Au dos du boîtier du CD, on compte 14 tracks. Alors que lorsque on met le CD, c’est le nombre de 21 pistes qui apparaît. La différence ? les nombreux interludes placés au beau milieu de titres mythiques comme « Apollo Kids », « Buck 50 », « Ghost Deini », le banger « Cherchez La Ghost » avec ce bon vieux U-God… ou encore ce « Child’s Play » qui aurait pu être du MF Doom avant l’heure. Le « Wu-Banga 101 » deviendra aussi une expression. Autant de joyaux que ce que Ghostface pouvait porter sur lui. Même ce morceau inquiétant comme « Stroke of Death », avec ce sample très ‘quick & dirty‘ où l’on entend un scratch bien dégueu qui ramène le disque en arrière (le sampleur était cassé?), comment imaginer aujourd’hui Supreme Clientele sans ce titre? Tout est extraordinaire, et crasseux à la fois. Quant aux perfs de Ghost? Juste : wow. Son goût immodéré pour le clinquant qui va comme un gant de velours avec son charisme, ce qui tranche comme une lame affutée avec son flow très offensif, dans un style flamboyant, le tout sur des nappes de Soul. Il devient l’alter-ego Tony Starks.

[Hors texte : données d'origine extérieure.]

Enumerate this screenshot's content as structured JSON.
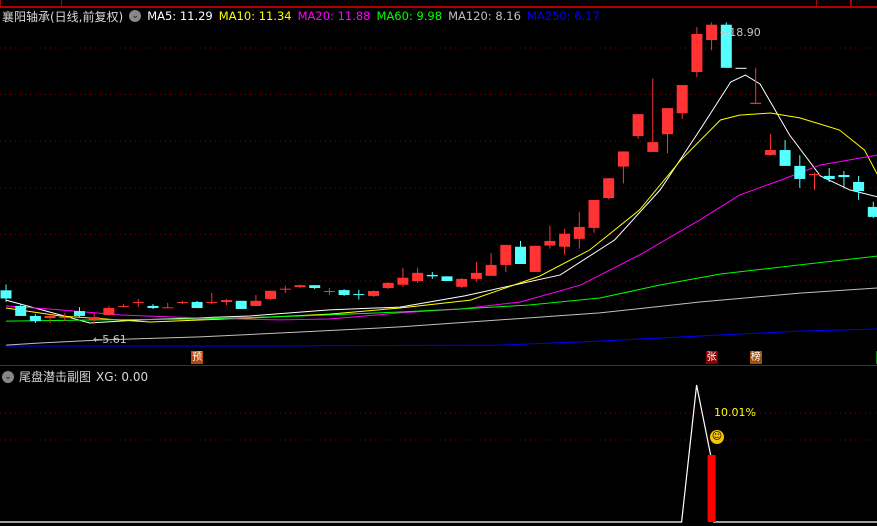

Naturellement, on retrouve en renfort une partie de la troupe du Wu-Tang (U-God, Raekwon, GZA, Cappadonna, Masta Killa, Method Man…) mais aussi Redman sur « Buck 50 ». Et du sang neuf, puisque Ghost laissait sa chance à la jeune garde sortie des rues de New-York, comme 60 Second Assassins, Solomon Childs, Superb (oui c’est un vrai blase). J’espère avoir répondu à la question plus haut. Supreme Clientele, c’est comme le vin qui porte un grand nom, qui avec l’âge… vous voyez où je veux en venir.